Whether you are searching for places to explore Missouri's plentiful history during a weekend getaway or jam out at a concert, some of these quaint small towns in the "Show Me State" have you covered. Strap on your traveling shoes and come discover the nine most quaint small towns in Missouri.
You'll find the charming town of Arrow Rock between St. Louis and Kansas City. The current population is between 58 and 62, making it one of the smallest double-digit towns. This small river town was an essential stop along the Santa Fe Trail, and the location has been recognized as a National Historic Landmark since 1963. The Santa Fe Spring is a protected natural area south of the Arrow Rock Village. The spring is a beautiful historic site heavily wooded with a stone bench to rest at and a wooden bridge that crosses the spring.
In Arrow Rock, the J. Huston Tavern is one of the oldest restaurants in town and has an incredible menu of home-cooked meals. Badger's Hideaway is a must-visit ice cream shop where all of the ice cream is made in-house. Enjoy a theatrical performance at the Arrow Rock Lyceum Theater. This historic theater pus on various productions throughout the year, including the well-known and popular Charles Dicken's A Christmas Carol.
With a history dating back to the 1850s and resting along the banks of the Mississippi River, Kimmswick, Missouri, comprises well-preserved historic buildings. Kimmswick was founded in 1859 by a German immigrant, Theodore Kimm.

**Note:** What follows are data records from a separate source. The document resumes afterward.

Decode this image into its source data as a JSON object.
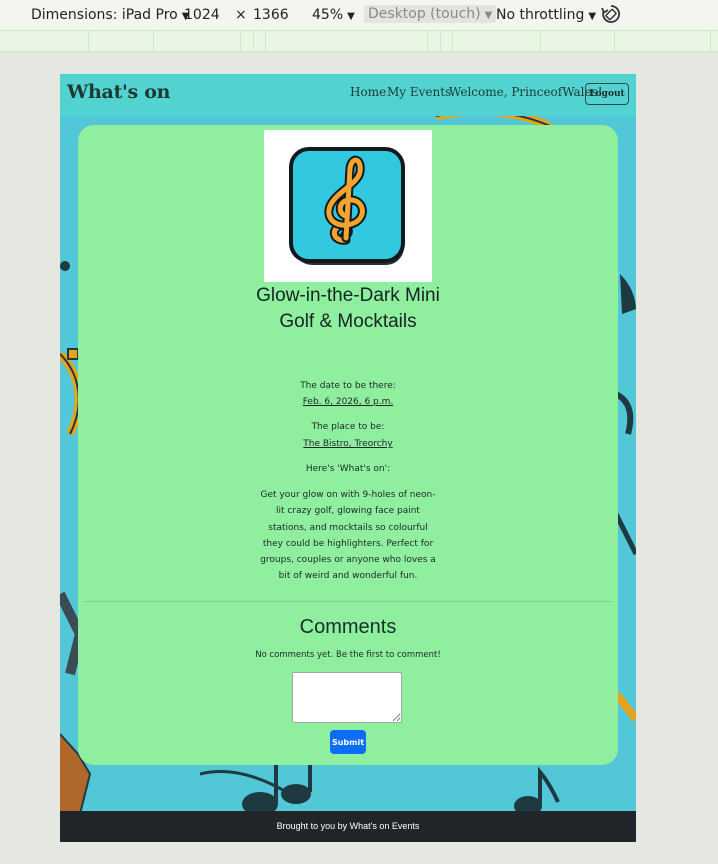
{
  "devtools": {
    "dimensions_label": "Dimensions: iPad Pro",
    "width": "1024",
    "times": "×",
    "height": "1366",
    "zoom": "45%",
    "device_type": "Desktop (touch)",
    "throttling": "No throttling"
  },
  "nav": {
    "brand": "What's on",
    "home": "Home",
    "my_events": "My Events",
    "welcome": "Welcome, PrinceofWales!",
    "logout": "Logout"
  },
  "event": {
    "title": "Glow-in-the-Dark Mini Golf & Mocktails",
    "date_label": "The date to be there:",
    "date_value": "Feb. 6, 2026, 6 p.m.",
    "place_label": "The place to be:",
    "place_value": "The Bistro, Treorchy",
    "whats_on_label": "Here's 'What's on':",
    "description": "Get your glow on with 9-holes of neon-lit crazy golf, glowing face paint stations, and mocktails so colourful they could be highlighters. Perfect for groups, couples or anyone who loves a bit of weird and wonderful fun.",
    "image_icon": "treble-clef-icon"
  },
  "comments": {
    "heading": "Comments",
    "empty_text": "No comments yet. Be the first to comment!",
    "textarea_value": "",
    "submit_label": "Submit"
  },
  "footer": {
    "text": "Brought to you by What's on Events"
  },
  "colors": {
    "navbar": "#52d3d1",
    "card": "#90ee9f",
    "page_background": "#52c7d8",
    "submit_button": "#0d6efd",
    "footer": "#212529"
  }
}
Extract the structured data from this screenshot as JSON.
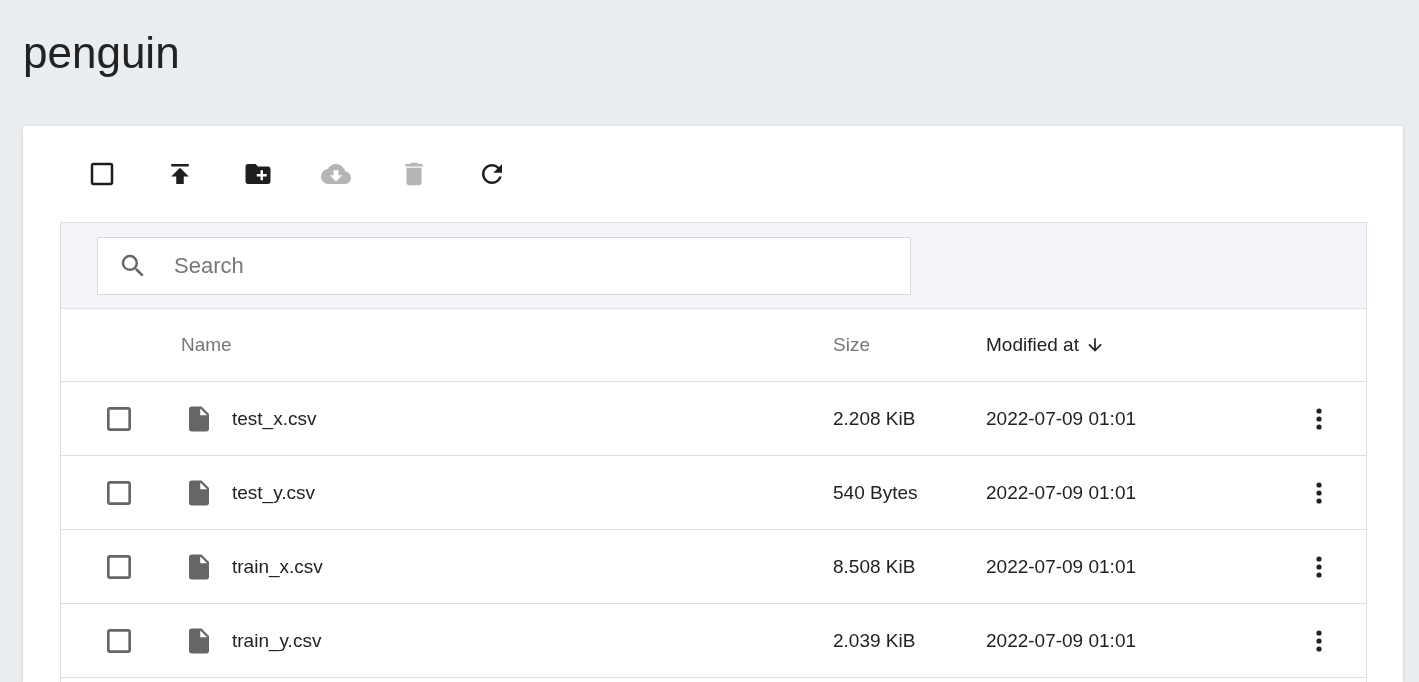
{
  "title": "penguin",
  "toolbar": [
    {
      "kind": "select-all",
      "checked": false,
      "disabled": false
    },
    {
      "kind": "upload",
      "disabled": false
    },
    {
      "kind": "new-folder",
      "disabled": false
    },
    {
      "kind": "download",
      "disabled": true
    },
    {
      "kind": "delete",
      "disabled": true
    },
    {
      "kind": "refresh",
      "disabled": false
    }
  ],
  "search": {
    "placeholder": "Search"
  },
  "columns": [
    {
      "label": "Name",
      "sorted": false
    },
    {
      "label": "Size",
      "sorted": false
    },
    {
      "label": "Modified at",
      "sorted": true
    }
  ],
  "rows": [
    {
      "name": "test_x.csv",
      "size": "2.208 KiB",
      "modified": "2022-07-09 01:01",
      "checked": false
    },
    {
      "name": "test_y.csv",
      "size": "540 Bytes",
      "modified": "2022-07-09 01:01",
      "checked": false
    },
    {
      "name": "train_x.csv",
      "size": "8.508 KiB",
      "modified": "2022-07-09 01:01",
      "checked": false
    },
    {
      "name": "train_y.csv",
      "size": "2.039 KiB",
      "modified": "2022-07-09 01:01",
      "checked": false
    }
  ]
}
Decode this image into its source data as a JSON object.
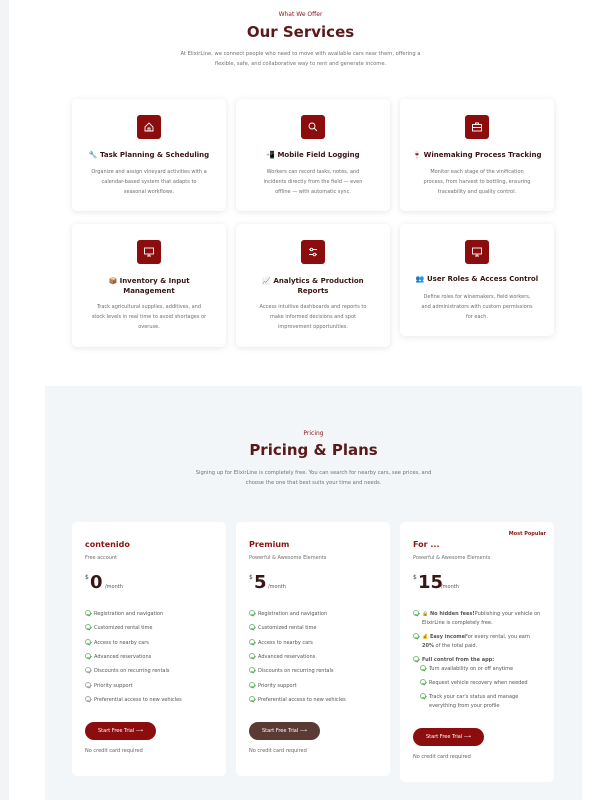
{
  "services": {
    "eyebrow": "What We Offer",
    "title": "Our Services",
    "desc_line1": "At ElixirLine, we connect people who need to move with available cars near them, offering a",
    "desc_line2": "flexible, safe, and collaborative way to rent and generate income.",
    "cards": [
      {
        "icon": "home-icon",
        "title": "🔧 Task Planning & Scheduling",
        "desc": [
          "Organize and assign vineyard activities with a",
          "calendar-based system that adapts to",
          "seasonal workflows."
        ]
      },
      {
        "icon": "search-icon",
        "title": "📲 Mobile Field Logging",
        "desc": [
          "Workers can record tasks, notes, and",
          "incidents directly from the field — even",
          "offline — with automatic sync."
        ]
      },
      {
        "icon": "briefcase-icon",
        "title": "🍷 Winemaking Process Tracking",
        "desc": [
          "Monitor each stage of the vinification",
          "process, from harvest to bottling, ensuring",
          "traceability and quality control."
        ]
      },
      {
        "icon": "monitor-icon",
        "title_l1": "📦 Inventory & Input",
        "title_l2": "Management",
        "desc": [
          "Track agricultural supplies, additives, and",
          "stock levels in real time to avoid shortages or",
          "overuse."
        ]
      },
      {
        "icon": "sliders-icon",
        "title_l1": "📈 Analytics & Production",
        "title_l2": "Reports",
        "desc": [
          "Access intuitive dashboards and reports to",
          "make informed decisions and spot",
          "improvement opportunities."
        ]
      },
      {
        "icon": "monitor-icon",
        "title": "👥 User Roles & Access Control",
        "desc": [
          "Define roles for winemakers, field workers,",
          "and administrators with custom permissions",
          "for each."
        ]
      }
    ]
  },
  "pricing": {
    "eyebrow": "Pricing",
    "title": "Pricing & Plans",
    "desc_line1": "Signing up for ElixirLine is completely free. You can search for nearby cars, see prices, and",
    "desc_line2": "choose the one that best suits your time and needs.",
    "plans": [
      {
        "name": "contenido",
        "sub": "Free account",
        "currency": "$",
        "amount": "0",
        "per": "/month",
        "features": [
          "Registration and navigation",
          "Customized rental time",
          "Access to nearby cars",
          "Advanced reservations",
          "Discounts on recurring rentals",
          "Priority support",
          "Preferential access to new vehicles"
        ],
        "cta": "Start Free Trial ⟶",
        "note": "No credit card required"
      },
      {
        "name": "Premium",
        "sub": "Powerful & Awesome Elements",
        "currency": "$",
        "amount": "5",
        "per": "/month",
        "features": [
          "Registration and navigation",
          "Customized rental time",
          "Access to nearby cars",
          "Advanced reservations",
          "Discounts on recurring rentals",
          "Priority support",
          "Preferential access to new vehicles"
        ],
        "cta": "Start Free Trial ⟶",
        "note": "No credit card required"
      },
      {
        "name": "For ...",
        "sub": "Powerful & Awesome Elements",
        "currency": "$",
        "amount": "15",
        "per": "/month",
        "badge": "Most Popular",
        "f1_bold": "🔒 No hidden fees!",
        "f1_rest": "Publishing your vehicle on",
        "f1_l2": "ElixirLine is completely free.",
        "f2_bold": "💰 Easy income",
        "f2_rest": "For every rental, you earn",
        "f2_l2_bold": "20%",
        "f2_l2_rest": " of the total paid.",
        "f3_bold": "Full control from the app:",
        "sub_features": [
          "Turn availability on or off anytime",
          "Request vehicle recovery when needed",
          "Track your car's status and manage"
        ],
        "sub_l2": "everything from your profile",
        "cta": "Start Free Trial ⟶",
        "note": "No credit card required"
      }
    ]
  },
  "colors": {
    "accent": "#8b0d0d",
    "title": "#5a1a1a",
    "pricing_bg": "#f3f6f9",
    "check": "#5aa85a"
  }
}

Many of the town's modern-day shops are in historic buildings that date back to the late 1850s. The Barbagallo House is a prime example of some of the beautiful French Creole architecture in the area. You can tour the Anheuser Estate, which still includes many of the family's items. During the 19th century, the Port of Kimmswick was an essential trading hub. Today, the port serves as a place to enjoy day-long cruises along the Mississippi River.
When you are ready for a bite to eat, it is worth stopping into the Blue Owl Restaurant and Bakery for homemade food and baked goods. During the fall, the Apple Butter Festival takes place. This annual event is a great place to get food, drinks, and shop at various craft vendors.
Founded in 1833, Van Buren, Missouri, the town gets its name from the vice president of the US, Martin Van Buren. This small town is near the Ozark National Scenic River Parkway and Current River. It is an excellent location for soaking in the great outdoors, with all the recreational opportunities available. Visitors and locals alike spend hours floating, hiking, and camping throughout the area. Mark Twain National Forest, Watercress Recreation Area, and Big Spring are two more beautiful outdoor areas year-round. The Watercress Recreation Site is perfect for day use and overnight camping. The campground is adjacent to the lovely Current River.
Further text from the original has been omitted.